Since there is therefore no hope from within, let us look only to our God and Father, but not, craftily, to ourselves. Our humble prayer, serious and heartfelt, should be that God might be “adapting [us] to every good work to do His will, doing in us what is well pleasing in His sight, through Jesus Christ, to Whom be the glory for the eons of the eons. Amen!” (cp Heb.13:20, 21). It is glorious to know that we are making our requests known to One Who is able. And so, to the One “Who is able to do superexcessively above all that we are requesting or apprehending, according to the power that is operating in us, to Him be the glory in the ecclesia and in Christ Jesus for all the generations of the eon of the eons! Amen”! (Eph.3:20,21). Only thus can our outlook and attitude accord with the truth. May God enable us to say from the heart and with understanding, even as it is written, “He who is boasting, in the Lord let him be boasting” (1 Cor. 1:31).

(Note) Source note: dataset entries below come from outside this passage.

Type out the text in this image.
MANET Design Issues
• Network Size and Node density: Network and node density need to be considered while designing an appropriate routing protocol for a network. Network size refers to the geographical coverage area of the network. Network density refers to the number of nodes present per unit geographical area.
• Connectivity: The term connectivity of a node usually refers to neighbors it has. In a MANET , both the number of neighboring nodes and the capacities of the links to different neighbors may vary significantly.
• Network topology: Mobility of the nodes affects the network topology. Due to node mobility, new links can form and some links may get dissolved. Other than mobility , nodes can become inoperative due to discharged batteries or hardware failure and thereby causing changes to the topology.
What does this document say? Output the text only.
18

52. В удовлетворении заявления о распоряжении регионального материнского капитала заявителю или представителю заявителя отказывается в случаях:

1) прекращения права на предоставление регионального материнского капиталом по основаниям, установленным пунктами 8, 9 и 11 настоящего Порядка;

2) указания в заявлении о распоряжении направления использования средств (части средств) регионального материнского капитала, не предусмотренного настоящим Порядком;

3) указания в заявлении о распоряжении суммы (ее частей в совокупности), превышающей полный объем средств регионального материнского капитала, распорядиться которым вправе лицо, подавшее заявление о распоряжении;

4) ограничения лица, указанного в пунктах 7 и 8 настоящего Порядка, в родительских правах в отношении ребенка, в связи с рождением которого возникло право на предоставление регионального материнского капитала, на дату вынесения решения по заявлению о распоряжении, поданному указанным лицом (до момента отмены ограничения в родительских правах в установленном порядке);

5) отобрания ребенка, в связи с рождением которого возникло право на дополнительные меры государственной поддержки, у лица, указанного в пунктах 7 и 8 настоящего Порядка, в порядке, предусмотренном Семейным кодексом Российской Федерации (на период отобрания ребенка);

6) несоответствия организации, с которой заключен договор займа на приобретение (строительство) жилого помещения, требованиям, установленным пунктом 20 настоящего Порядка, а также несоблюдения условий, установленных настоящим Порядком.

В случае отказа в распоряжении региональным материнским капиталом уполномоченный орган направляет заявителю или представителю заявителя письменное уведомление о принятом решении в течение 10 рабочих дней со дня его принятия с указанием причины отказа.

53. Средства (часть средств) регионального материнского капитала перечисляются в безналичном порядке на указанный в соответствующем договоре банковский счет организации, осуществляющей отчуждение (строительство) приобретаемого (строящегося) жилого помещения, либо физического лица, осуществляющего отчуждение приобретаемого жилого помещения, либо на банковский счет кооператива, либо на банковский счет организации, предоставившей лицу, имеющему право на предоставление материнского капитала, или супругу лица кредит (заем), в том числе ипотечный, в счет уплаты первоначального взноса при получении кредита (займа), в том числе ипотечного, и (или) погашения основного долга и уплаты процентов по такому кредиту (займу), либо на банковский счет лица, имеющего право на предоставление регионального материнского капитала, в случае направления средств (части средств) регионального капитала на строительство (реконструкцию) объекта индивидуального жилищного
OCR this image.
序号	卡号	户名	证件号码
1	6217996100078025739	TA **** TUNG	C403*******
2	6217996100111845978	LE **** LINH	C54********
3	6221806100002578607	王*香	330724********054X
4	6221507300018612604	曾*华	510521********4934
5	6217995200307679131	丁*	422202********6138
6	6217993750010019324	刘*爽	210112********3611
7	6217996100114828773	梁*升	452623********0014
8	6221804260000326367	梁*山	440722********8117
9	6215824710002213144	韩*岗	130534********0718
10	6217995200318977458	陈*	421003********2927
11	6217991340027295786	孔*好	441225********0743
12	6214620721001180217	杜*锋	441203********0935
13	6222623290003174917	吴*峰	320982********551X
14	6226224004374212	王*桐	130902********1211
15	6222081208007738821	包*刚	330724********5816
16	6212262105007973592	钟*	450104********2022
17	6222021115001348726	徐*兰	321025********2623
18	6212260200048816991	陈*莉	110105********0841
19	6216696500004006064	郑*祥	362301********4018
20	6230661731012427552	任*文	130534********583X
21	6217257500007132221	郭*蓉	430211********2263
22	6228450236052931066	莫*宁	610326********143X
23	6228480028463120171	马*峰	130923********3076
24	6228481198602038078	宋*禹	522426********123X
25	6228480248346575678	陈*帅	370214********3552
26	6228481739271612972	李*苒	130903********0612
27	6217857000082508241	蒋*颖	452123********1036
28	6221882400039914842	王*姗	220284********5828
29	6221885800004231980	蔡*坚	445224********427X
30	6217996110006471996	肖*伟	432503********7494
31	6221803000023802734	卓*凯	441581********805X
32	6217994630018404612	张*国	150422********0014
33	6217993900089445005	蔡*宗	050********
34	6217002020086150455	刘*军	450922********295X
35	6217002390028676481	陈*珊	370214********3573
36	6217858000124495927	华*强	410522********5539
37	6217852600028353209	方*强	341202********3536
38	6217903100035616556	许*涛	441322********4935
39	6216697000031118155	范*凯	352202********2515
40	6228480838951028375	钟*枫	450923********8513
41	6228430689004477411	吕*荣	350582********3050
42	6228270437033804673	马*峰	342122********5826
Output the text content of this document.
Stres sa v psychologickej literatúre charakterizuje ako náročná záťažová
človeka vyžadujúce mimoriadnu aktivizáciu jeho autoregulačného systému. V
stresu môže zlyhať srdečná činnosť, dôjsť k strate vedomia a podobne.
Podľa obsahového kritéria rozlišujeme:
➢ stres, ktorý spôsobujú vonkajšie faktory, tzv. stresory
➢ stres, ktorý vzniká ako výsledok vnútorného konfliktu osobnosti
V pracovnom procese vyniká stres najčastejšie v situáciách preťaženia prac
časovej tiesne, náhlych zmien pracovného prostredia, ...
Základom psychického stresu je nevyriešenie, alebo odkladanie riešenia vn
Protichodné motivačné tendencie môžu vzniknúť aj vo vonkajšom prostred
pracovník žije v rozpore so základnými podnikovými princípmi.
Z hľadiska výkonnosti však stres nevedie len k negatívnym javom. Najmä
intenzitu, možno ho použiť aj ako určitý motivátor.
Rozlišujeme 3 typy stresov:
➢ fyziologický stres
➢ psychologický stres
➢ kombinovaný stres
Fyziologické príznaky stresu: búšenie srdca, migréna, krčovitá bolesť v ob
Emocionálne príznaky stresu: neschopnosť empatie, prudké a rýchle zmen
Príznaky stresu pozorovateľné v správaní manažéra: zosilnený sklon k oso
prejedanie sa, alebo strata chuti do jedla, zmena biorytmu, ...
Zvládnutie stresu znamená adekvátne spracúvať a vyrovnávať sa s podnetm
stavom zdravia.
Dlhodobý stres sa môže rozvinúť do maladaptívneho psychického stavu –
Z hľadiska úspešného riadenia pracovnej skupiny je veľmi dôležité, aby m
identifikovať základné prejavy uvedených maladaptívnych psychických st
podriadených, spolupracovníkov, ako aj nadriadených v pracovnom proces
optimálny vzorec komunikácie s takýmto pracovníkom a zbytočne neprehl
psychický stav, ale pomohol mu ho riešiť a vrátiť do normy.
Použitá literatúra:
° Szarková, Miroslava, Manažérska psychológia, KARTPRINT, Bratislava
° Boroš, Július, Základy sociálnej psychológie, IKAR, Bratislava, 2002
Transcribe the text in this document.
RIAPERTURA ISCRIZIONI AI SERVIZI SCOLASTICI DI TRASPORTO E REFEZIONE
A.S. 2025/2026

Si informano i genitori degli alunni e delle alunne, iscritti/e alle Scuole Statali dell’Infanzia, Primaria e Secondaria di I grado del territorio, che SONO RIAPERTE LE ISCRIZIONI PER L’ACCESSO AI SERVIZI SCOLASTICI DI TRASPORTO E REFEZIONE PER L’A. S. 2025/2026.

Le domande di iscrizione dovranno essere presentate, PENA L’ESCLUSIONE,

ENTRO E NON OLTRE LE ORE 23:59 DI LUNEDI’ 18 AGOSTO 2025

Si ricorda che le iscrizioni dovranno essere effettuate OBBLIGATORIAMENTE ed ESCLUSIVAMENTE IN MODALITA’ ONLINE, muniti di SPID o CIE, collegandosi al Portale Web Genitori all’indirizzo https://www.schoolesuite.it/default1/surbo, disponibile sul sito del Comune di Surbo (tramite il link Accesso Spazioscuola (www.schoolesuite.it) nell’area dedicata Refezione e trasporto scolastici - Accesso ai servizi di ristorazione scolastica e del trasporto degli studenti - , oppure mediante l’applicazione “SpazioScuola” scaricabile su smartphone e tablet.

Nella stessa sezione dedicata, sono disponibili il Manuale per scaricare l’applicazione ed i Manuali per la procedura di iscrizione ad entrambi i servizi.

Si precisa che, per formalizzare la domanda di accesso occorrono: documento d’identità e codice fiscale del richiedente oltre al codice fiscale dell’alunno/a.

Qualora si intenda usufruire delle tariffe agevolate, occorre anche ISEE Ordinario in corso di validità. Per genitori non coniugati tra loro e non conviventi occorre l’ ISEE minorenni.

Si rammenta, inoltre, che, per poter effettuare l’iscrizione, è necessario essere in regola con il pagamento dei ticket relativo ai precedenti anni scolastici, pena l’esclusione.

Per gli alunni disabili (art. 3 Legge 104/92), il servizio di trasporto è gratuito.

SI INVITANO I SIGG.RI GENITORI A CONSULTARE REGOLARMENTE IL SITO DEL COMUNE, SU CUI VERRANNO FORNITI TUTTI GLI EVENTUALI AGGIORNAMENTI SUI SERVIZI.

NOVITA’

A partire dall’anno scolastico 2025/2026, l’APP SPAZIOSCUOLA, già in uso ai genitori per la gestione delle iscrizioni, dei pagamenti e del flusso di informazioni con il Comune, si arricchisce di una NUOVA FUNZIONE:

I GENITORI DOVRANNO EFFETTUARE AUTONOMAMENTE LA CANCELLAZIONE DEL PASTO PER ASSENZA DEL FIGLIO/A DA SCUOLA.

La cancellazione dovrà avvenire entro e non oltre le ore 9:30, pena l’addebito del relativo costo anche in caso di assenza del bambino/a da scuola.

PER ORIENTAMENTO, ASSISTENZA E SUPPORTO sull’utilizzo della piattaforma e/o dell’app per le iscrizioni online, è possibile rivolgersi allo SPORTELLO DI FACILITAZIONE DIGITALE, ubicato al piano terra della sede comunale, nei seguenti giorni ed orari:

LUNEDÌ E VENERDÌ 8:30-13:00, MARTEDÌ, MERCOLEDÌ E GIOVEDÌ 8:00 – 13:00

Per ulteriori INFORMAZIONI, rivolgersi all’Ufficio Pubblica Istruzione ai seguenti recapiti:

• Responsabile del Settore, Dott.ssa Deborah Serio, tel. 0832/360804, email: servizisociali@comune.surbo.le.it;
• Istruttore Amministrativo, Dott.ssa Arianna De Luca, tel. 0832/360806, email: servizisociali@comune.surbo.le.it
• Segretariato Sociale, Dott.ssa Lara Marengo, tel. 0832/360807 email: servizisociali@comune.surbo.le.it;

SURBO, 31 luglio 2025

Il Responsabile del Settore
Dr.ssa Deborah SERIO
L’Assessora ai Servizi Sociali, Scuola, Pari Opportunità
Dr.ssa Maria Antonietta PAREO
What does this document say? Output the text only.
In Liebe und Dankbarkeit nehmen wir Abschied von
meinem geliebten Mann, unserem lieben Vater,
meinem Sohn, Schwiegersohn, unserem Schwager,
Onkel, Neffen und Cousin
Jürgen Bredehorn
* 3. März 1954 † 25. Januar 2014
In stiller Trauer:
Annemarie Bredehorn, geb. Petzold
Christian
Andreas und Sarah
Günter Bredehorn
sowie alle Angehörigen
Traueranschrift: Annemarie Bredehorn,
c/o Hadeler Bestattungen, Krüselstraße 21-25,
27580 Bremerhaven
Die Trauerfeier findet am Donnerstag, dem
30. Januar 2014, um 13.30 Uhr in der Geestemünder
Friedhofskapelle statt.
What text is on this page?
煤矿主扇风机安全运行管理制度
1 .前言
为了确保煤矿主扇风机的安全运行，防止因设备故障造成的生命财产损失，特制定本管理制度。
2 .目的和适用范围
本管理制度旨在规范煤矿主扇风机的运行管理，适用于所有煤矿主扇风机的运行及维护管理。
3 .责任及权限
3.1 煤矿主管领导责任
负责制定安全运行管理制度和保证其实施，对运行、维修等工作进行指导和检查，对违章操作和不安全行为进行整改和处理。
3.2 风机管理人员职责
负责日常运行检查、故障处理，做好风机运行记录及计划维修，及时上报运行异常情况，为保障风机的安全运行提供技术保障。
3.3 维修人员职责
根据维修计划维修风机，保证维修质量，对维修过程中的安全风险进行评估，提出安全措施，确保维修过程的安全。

This is not at all to say that our efforts are not essential or that there will be nothing for us to do since it is God Who saves us from our failings. To the contrary, God graciously saves us by causing us to work, “training us that, disowning irreverence and worldly desires, we should be living sanely and justly and devoutly in the current eon” (Titus 2:11,12). But our efforts are merely a product; they are the means through which God saves us. We contribute nothing.
It is not a question of our discipline and volition, but of pride and self-reliance concerning our discipline and volition, of boasting in the flesh instead of glorying in the transforming power of God. As long as we continue to see ourselves, in a final sense, as the key to anything, we will remain proud, antagonistic to “the grace of God in truth” (Col.1:6).
It is one thing to conceive of ourselves, in a dutiful sense and relatively speaking, as “cooperating” with the Lord Jesus, as He leads us into paths of better service. It is quite another, however, proudly to fancy ourselves to be so utterly independent of the Supreme Deity Himself, the God of our Lord Jesus Christ, that even He is at a loss to change our will or walk without our help.
Christ is the Head of the ecclesia, and He is the Saviour of the body (Eph.5:23). He “gives Himself up for its sake that He should be hallowing it, cleansing it in the bath of the water ([that is,] with His declaration) that He should be presenting to Himself a glorious ecclesia, not having spot or wrinkle or any such things, but that it may be holy and flawless” (Eph.5:25-27). He is “nurturing and cherishing” the members of the ecclesia, “ . . . for we are members of His body” (Eph.5:30). Though the course is often arduous, slow, and disappointing, nonetheless, the entire ecclesia is growing in the growth of God (Col.2:19). We will be made to stand, for the Lord is able to make us stand (Rom.14: 4). And it is by the power of these words of faith, because of their influence upon us, that we are learning to be choosing what is choice.